Even so, in October the influential US Food and Drug Administration approved the antiviral to treat Covid in hospital.

“It’s a conundrum,” says Dr Griffin. “You've got these two conflicting trials, one of which [the WHO trial] is much bigger than the other. We need more trials to resolve this.”

Favipiravir

Another anti-viral, favipiravir was developed around 2014 by the Japanese photographic firm Fujifilm after it branched out into pharmaceuticals. It was first designed to treat the sexually transmitted illness herpes, but was later found promising against influenza.

The evidence for favipiravir’s efficacy against Covid is fairly mixed, says Dr Griffin, and most doctors think it probably does not work as well as other antivirals like remdesivir. Trials in Japan and China suggested the drug could quicken recovery times for Covid patients – but these studies were small, and researchers often combined the drug with other antivirals.

But, crucially, favipiravir can be taken as a tablet, whilst remdesivir usually has to be administered in hospital through an intravenous drip. It means that, pending the outcome of future trials, favipiravir could potentially be taken at home by patients with only a mild case of Covid.

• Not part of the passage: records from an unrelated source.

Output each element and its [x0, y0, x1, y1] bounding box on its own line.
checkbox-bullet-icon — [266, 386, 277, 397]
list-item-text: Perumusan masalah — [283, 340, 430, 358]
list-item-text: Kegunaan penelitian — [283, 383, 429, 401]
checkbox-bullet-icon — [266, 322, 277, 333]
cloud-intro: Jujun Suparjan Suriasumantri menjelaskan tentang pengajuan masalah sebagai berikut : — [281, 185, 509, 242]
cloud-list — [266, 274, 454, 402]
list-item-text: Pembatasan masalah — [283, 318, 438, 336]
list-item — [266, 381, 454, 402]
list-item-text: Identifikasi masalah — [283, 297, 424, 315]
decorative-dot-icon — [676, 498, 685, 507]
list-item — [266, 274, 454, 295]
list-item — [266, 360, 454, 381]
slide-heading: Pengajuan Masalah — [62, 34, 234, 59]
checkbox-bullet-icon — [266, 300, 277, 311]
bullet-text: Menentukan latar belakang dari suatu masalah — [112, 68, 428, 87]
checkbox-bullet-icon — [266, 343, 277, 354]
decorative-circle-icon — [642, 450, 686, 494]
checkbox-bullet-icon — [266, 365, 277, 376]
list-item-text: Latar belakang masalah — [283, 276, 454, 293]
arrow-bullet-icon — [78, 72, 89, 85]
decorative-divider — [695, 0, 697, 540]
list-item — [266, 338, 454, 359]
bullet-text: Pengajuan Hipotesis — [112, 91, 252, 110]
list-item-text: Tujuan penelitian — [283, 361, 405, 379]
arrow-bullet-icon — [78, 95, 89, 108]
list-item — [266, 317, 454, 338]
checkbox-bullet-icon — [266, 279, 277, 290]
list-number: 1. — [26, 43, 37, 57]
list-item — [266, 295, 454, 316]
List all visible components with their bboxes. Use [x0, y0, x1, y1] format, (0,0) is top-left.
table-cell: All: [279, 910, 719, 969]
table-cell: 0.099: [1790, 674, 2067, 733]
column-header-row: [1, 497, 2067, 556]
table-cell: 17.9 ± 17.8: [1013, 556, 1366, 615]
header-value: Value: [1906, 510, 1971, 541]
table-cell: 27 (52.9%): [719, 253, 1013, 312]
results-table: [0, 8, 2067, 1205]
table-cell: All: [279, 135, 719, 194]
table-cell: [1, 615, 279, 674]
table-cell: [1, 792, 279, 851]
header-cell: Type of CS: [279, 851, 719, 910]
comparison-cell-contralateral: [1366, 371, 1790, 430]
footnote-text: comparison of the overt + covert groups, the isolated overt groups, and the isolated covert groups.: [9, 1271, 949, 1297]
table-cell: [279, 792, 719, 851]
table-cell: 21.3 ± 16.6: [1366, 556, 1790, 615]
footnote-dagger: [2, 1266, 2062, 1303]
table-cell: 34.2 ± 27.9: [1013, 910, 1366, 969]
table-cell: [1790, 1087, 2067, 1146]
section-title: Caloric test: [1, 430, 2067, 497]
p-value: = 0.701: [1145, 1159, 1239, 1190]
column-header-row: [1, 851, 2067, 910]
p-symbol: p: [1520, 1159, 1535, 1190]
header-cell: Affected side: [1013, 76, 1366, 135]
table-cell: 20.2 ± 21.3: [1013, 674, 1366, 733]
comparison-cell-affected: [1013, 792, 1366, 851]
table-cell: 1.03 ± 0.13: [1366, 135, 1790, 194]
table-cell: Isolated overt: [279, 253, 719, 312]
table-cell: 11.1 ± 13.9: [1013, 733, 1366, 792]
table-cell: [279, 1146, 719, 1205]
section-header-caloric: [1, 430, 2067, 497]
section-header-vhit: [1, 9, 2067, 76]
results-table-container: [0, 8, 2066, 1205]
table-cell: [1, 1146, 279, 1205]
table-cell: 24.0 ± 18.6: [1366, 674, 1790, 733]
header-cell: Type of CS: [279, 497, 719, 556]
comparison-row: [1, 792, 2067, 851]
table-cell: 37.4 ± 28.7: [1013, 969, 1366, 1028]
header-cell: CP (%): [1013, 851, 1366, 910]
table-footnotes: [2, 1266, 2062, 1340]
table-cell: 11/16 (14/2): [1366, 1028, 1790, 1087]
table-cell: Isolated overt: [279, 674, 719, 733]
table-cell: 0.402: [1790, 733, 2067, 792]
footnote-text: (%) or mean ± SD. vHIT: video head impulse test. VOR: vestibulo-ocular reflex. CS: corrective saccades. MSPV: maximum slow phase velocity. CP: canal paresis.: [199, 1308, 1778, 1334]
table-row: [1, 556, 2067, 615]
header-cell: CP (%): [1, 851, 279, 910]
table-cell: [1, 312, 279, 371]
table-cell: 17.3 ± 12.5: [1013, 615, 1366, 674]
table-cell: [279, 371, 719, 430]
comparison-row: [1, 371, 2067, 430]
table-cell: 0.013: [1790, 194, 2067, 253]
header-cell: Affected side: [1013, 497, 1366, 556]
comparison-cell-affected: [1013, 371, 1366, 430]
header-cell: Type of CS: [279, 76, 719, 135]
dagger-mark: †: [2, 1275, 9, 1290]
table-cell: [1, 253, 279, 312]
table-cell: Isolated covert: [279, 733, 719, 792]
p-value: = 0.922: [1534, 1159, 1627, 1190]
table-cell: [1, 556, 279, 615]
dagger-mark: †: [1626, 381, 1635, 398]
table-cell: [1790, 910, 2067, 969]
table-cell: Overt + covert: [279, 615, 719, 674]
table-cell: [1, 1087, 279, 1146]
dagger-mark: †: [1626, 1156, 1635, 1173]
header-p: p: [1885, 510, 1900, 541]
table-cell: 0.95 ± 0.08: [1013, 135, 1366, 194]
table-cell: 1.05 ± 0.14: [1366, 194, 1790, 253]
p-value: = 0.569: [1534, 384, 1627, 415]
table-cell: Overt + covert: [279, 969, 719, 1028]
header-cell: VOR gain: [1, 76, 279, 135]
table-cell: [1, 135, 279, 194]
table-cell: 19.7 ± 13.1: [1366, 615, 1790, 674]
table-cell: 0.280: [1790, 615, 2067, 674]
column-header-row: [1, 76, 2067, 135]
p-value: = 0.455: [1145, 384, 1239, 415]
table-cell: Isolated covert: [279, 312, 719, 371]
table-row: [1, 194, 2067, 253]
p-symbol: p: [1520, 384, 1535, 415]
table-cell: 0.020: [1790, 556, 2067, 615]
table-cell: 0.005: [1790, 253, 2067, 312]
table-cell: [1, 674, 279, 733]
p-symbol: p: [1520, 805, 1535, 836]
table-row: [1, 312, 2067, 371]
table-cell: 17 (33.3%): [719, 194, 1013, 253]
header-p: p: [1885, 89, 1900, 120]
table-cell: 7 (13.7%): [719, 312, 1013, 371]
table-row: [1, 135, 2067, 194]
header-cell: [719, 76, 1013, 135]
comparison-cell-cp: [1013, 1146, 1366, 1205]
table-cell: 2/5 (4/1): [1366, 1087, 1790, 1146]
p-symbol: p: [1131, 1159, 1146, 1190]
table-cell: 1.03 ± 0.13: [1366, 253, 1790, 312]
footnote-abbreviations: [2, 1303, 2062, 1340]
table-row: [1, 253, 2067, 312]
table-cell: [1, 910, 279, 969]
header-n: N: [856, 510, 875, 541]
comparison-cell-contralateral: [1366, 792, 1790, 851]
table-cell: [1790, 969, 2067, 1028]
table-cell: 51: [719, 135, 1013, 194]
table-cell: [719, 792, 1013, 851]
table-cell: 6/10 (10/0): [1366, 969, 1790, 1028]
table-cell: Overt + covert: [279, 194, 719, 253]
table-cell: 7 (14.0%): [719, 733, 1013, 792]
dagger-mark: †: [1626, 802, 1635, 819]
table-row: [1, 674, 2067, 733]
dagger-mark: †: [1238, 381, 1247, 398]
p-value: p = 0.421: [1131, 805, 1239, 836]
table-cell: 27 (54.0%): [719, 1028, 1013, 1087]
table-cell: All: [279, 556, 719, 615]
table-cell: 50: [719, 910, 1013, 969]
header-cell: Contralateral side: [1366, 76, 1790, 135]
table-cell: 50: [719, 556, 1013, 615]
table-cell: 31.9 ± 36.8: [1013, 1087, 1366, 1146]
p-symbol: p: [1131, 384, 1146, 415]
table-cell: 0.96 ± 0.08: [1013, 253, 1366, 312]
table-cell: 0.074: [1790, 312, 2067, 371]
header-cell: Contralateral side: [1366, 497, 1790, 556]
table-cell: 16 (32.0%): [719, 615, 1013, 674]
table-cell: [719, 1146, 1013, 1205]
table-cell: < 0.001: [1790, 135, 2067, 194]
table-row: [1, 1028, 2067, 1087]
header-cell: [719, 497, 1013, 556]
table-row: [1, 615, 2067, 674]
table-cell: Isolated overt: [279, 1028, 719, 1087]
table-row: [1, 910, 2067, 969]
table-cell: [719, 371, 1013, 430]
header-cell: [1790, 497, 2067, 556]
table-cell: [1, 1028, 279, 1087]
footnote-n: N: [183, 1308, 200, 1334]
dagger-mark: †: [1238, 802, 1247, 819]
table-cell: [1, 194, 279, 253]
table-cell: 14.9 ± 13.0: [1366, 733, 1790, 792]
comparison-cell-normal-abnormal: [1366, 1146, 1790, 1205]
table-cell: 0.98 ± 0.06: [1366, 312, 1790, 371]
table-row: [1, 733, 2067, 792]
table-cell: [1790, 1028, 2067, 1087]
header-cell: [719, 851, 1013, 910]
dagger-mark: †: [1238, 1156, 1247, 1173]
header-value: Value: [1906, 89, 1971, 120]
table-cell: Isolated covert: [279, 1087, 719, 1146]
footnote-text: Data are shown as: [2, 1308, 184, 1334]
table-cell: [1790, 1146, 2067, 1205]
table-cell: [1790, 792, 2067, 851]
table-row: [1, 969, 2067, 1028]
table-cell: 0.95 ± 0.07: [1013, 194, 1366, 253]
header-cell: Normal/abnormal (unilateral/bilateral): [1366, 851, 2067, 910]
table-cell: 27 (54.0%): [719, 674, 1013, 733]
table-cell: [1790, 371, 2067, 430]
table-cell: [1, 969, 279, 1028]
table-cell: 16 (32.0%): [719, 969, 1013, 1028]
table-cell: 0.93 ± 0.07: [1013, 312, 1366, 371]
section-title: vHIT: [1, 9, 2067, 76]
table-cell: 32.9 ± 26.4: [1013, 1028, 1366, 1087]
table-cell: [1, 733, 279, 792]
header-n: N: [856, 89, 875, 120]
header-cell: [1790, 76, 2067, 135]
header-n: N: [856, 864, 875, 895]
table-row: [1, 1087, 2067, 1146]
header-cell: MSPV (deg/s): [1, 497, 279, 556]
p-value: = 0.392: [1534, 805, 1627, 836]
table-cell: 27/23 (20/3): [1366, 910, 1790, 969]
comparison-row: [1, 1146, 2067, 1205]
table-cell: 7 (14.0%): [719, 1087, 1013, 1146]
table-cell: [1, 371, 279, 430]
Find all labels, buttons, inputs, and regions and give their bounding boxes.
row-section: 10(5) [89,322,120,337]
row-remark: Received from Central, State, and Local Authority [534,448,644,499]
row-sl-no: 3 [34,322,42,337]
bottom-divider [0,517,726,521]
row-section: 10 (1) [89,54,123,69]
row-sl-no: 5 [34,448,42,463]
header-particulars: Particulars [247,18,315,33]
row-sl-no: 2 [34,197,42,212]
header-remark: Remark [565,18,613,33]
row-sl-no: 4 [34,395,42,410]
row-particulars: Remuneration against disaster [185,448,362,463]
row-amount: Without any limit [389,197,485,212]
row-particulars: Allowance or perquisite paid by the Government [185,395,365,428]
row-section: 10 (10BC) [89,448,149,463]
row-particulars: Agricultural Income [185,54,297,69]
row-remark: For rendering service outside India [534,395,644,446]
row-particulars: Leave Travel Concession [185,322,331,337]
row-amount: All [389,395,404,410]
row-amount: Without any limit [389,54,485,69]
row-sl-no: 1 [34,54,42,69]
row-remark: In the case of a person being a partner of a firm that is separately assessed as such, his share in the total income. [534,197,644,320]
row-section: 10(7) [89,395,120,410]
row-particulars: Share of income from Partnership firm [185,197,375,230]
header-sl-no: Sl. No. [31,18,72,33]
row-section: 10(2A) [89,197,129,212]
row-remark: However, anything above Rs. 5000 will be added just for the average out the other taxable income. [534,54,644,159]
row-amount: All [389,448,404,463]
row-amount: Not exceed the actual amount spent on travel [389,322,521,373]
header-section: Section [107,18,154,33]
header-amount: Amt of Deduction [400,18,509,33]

“The jury's out on favipiravir. There's not been solid data either way,” says Dr Griffin.

Vitamin D

The “sunshine vitamin” is a naturally occurring substance – unlike the synthetic drugs listed above – but is worth mentioning here because of the long-held evidence that it helps protect against viruses, especially respiratory infections, by increasing production of antiviral proteins and decreasing the production of cytokines, the molecules that cause dangerous inflammation. It has long been suspected that high rates of Vitamin D deficiency in winter are part of the reason for seasonal flu outbreaks.

Evidence is so convincing that last month the Government announced it would deliver free Vitamin D supplements to three million clinically vulnerable people and care home residents – although the NHS says there is still not enough evidence to say definitively that the vitamin works against Covid.

Dr Griffin stresses that Vitamin D supplementation is most likely correcting a deficiency rather than tackling Covid itself. “It’s not quite the same as giving a drug therapeutically against the virus, but it certainly is a good thing to make sure people have it. It’s been shown to be important in your immune response to respiratory infections.”

And crucially, he adds, most people in the UK are deficient in Vitamin D. Indeed, Public Health England (PHE) advises everybody older than five to take a daily 10mcg supplement of Vitamin D between October and March, to make up for the lack of sunlight.

It means that Vitamin D  just might provide a useful weapon against the virus. “It will certainly not do any harm,” says Dr Griffin.